Par ailleurs, il convient d'indiquer que les sommes dues au titre des congés payés, qui sont liés à l'exécution des contrats de travail des salariés, ne sont pas incluses dans les frais de licenciement dont le locataire évincé doit être indemnisé.

Dans ces conditions, il convient de dire que la société L'Héritage sera indemnisée des frais de licenciement, en ce non compris notamment les sommes dues au titre des congés payés, sur justificatifs.

Au vu de l'ensemble de ces éléments, il convient de fixer l'indemnité d'éviction due par la société du Cygne à la société L'Héritage ainsi qu'il suit :

indemnité principale : 680.000 euros

indemnité de remploi : 70.000 euros

indemnité pour trouble commercial : 45.234 euros

indemnité pour frais de déménagement : 1.000 euros

indemnité pour frais administratifs : 1.000 euros

indemnité pour frais de réinstallation : 20.000 euros

indemnité pour les frais de licenciement, en ce non compris notamment les sommes dues au titre des congés payés : sur justificatifs,

La société du Cygne bénéficie d'un droit de repentir en vertu de l'article L.145-58 du code de commerce. En conséquence, la condamnation de la société du Cygne au paiement de cette indemnité d'éviction sera prononcée à défaut d'exercice de ce droit par la bailleresse.

2. Sur les dépens et les frais irrépétibles

Compte tenu de l'infirmation partielle du jugement attaqué par l'arrêt mixte du 2 février 2022, il apparait que la société du Cygne est la partie perdante tant en première instance qu'en appel.

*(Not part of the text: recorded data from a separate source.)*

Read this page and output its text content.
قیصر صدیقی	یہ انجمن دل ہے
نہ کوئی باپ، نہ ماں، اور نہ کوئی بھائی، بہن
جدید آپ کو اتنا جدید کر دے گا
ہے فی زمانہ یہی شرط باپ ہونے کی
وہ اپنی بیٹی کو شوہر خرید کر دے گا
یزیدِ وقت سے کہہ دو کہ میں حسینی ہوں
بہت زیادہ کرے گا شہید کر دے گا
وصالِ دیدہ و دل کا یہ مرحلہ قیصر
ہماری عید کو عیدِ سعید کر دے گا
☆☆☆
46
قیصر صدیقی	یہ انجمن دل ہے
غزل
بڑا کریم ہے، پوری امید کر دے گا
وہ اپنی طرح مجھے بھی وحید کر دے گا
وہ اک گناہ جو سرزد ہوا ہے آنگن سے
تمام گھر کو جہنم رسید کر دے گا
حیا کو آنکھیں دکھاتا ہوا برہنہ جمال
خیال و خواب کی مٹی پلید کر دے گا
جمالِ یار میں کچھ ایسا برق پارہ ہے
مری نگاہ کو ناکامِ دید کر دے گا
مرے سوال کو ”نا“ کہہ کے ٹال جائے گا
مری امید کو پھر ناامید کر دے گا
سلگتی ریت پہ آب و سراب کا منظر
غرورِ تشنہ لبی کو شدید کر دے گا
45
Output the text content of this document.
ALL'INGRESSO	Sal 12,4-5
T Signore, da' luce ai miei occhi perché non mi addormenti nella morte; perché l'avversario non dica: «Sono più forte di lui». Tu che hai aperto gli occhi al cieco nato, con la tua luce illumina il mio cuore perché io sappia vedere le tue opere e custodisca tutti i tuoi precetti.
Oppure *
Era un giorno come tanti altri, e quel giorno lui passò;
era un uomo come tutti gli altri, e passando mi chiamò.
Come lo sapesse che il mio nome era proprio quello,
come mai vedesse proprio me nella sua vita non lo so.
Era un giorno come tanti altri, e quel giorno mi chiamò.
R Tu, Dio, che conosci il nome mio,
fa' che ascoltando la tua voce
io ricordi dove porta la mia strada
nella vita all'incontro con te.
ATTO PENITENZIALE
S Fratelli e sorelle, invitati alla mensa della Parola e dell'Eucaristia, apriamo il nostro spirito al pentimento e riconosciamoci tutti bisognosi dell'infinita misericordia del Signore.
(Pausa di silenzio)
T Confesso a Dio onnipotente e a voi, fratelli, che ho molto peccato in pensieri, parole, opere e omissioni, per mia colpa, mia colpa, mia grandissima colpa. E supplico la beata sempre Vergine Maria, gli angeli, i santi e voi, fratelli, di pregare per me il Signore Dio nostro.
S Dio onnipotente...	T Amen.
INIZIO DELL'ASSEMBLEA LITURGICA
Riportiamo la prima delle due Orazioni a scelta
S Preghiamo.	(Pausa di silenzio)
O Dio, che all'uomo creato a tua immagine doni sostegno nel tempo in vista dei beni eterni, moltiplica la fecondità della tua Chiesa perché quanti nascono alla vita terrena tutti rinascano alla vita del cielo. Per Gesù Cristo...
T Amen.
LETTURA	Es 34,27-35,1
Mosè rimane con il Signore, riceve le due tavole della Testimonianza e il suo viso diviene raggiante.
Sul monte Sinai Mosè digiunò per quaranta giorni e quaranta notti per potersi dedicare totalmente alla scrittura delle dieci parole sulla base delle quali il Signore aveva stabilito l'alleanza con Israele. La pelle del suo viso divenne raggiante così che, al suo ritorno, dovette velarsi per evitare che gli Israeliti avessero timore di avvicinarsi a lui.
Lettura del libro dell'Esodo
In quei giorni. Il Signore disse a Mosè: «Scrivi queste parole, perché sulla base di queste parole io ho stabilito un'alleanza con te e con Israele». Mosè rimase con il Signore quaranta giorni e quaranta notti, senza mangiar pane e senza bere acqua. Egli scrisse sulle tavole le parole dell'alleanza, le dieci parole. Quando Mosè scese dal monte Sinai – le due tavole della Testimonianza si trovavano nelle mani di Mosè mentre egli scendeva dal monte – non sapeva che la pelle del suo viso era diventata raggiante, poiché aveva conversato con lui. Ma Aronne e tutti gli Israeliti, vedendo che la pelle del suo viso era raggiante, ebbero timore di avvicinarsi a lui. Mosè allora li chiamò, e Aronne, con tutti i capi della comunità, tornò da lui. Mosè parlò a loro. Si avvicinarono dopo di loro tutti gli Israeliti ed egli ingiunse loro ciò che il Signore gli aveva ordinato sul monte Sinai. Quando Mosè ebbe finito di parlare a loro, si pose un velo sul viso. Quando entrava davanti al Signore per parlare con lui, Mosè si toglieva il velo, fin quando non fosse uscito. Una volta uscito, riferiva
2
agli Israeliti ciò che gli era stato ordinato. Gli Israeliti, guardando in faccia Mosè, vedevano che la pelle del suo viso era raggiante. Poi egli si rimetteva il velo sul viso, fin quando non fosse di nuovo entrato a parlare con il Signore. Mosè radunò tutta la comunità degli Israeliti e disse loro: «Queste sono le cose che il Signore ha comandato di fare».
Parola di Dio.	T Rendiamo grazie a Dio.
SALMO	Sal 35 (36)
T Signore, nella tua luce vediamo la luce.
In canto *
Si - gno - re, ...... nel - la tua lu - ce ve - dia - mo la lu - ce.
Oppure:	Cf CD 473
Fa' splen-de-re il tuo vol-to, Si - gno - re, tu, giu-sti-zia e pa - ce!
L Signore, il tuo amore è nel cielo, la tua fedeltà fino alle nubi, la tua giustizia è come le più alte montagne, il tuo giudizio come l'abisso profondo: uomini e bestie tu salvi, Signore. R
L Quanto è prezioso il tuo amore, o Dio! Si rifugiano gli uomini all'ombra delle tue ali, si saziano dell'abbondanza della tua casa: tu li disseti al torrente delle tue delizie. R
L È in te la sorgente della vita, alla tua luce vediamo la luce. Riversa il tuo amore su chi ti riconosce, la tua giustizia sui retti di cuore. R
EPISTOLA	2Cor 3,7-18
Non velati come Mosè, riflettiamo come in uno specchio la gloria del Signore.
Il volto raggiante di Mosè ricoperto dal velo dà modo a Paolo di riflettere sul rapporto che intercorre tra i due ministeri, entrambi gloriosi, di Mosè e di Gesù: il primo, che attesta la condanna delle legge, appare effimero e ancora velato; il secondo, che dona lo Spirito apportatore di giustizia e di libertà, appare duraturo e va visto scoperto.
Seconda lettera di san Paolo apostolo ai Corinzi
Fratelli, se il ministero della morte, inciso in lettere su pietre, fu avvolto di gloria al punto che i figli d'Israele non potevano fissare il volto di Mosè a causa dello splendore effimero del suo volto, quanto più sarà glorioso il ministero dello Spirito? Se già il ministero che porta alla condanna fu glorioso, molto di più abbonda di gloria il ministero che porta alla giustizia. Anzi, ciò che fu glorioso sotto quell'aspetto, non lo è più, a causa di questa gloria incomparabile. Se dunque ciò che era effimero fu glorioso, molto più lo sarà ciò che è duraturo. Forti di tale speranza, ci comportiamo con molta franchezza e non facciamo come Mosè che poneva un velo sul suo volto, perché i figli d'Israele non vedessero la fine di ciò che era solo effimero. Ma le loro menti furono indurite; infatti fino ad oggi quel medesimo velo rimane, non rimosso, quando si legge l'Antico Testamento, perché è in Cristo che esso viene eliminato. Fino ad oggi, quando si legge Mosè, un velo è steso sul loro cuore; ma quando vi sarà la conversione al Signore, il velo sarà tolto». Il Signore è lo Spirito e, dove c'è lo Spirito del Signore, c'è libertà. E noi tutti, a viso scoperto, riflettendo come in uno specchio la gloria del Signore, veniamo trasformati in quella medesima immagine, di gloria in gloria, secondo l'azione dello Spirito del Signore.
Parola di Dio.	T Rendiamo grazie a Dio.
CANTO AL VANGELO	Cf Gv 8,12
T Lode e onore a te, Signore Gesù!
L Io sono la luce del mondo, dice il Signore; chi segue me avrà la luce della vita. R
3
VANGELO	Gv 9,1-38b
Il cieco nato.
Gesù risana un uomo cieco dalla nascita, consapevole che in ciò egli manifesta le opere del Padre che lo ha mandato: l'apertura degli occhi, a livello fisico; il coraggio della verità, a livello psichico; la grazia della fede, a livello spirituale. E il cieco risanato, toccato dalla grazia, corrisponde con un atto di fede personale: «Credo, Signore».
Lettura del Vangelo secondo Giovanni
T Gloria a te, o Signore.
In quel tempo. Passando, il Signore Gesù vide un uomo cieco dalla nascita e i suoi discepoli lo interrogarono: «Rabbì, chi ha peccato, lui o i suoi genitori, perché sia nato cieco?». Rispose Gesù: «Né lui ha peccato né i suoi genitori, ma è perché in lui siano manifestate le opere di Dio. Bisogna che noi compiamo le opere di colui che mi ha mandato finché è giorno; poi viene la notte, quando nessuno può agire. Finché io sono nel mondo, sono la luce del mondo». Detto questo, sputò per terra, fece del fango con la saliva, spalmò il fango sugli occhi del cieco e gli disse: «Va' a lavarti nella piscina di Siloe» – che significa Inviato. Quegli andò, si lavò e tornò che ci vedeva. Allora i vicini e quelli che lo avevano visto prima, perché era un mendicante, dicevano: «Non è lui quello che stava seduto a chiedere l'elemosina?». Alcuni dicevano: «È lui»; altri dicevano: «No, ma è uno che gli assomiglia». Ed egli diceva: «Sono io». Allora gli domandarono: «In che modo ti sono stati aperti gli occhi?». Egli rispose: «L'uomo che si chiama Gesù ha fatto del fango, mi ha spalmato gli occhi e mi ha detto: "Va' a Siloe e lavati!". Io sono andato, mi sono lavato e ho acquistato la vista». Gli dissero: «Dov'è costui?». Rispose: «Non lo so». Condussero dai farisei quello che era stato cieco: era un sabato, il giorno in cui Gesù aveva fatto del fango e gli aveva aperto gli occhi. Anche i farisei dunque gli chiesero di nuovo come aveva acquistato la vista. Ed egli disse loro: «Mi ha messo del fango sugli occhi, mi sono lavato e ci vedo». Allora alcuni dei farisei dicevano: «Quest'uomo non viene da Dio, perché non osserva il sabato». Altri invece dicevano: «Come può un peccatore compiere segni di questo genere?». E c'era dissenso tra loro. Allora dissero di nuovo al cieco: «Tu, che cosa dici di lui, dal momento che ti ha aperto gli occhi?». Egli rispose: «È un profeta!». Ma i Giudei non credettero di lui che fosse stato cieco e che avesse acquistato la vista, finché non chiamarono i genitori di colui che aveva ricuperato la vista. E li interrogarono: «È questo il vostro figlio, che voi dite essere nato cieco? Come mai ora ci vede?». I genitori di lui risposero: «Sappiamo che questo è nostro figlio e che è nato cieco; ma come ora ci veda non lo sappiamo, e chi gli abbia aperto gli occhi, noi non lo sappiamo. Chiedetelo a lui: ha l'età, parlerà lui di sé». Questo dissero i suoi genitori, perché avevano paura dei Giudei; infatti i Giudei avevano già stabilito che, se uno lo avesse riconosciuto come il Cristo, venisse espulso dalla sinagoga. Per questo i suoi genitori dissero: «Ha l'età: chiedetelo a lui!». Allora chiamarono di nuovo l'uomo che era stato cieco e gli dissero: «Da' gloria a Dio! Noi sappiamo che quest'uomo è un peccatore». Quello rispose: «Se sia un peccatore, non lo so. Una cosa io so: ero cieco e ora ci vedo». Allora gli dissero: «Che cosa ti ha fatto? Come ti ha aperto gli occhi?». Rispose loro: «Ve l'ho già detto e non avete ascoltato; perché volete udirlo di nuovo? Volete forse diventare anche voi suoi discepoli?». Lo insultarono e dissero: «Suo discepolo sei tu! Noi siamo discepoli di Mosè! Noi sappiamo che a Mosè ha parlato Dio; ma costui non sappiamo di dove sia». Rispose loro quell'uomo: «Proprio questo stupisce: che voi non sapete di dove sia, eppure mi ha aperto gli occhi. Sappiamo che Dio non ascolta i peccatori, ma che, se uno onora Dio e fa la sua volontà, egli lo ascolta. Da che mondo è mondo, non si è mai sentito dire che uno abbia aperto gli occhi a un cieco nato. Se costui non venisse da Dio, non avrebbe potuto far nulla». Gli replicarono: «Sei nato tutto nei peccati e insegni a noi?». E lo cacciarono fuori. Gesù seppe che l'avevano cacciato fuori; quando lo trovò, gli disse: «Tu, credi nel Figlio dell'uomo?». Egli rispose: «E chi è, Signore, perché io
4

En conséquence et en application des dispositions de l'article 696 du code de procédure civile, il convient de la condamner aux dépens de première instance et d'appel, en ce compris les frais de l'expertise réalisée par M.[D] et son sapiteur M.[G], les frais de constat sur requête et les frais de l'expertise réalisée par M. [C].

Par ailleurs, l'équité commande de condamner la société du Cygne à payer à la société l'Héritage la somme de 10.000 au titre de l'article 700 du code de procédure civile.

PAR CES MOTIFS,

La Cour,

Vu l'arrêt du 2 février 2022,

Statuant à nouveau des chefs infirmés dans cet arrêt et y ajoutant :

Fixe l'indemnité d'éviction due par la société dénommée « la société civile immobilière du Cygne » à la société L'Héritage ainsi qu'il suit :

- indemnité principale : 680.000 euros ;

- frais de remploi : 70.000 euros ;

- trouble commercial : 45.234 euros ;

- frais de déménagement : 1.000 euros ;

- frais administratifs : 1.000 euros ;

- frais de réinstallation : 20.000 euros ;

- frais de licenciements, en ce non compris les indemnités de congés payés : sur justificatifs.

Condamne la société dénommée « la société civile immobilière du Cygne », à défaut d'exercice par cette dernière de son droit de repentir dans les conditions prévues à l'article L.145-58 du code de commerce, à payer à la société L'Héritage cette indemnité d'éviction;

Condamne la société dénommée « la société civile immobilière du Cygne » aux dépens de la première instance et de la procédure d'appel, en ce compris les frais de l'expertise réalisée par M.[D] et son sapiteur M.[G], les frais de constat sur requête et les frais de l'expertise réalisée par M. [C] ;

Condamne la société dénommée dénommée « la société civile immobilière du Cygne » à payer à la société L'Héritage la somme de 10.000 euros sur le fondement de l'article 700 du code de procédure civile.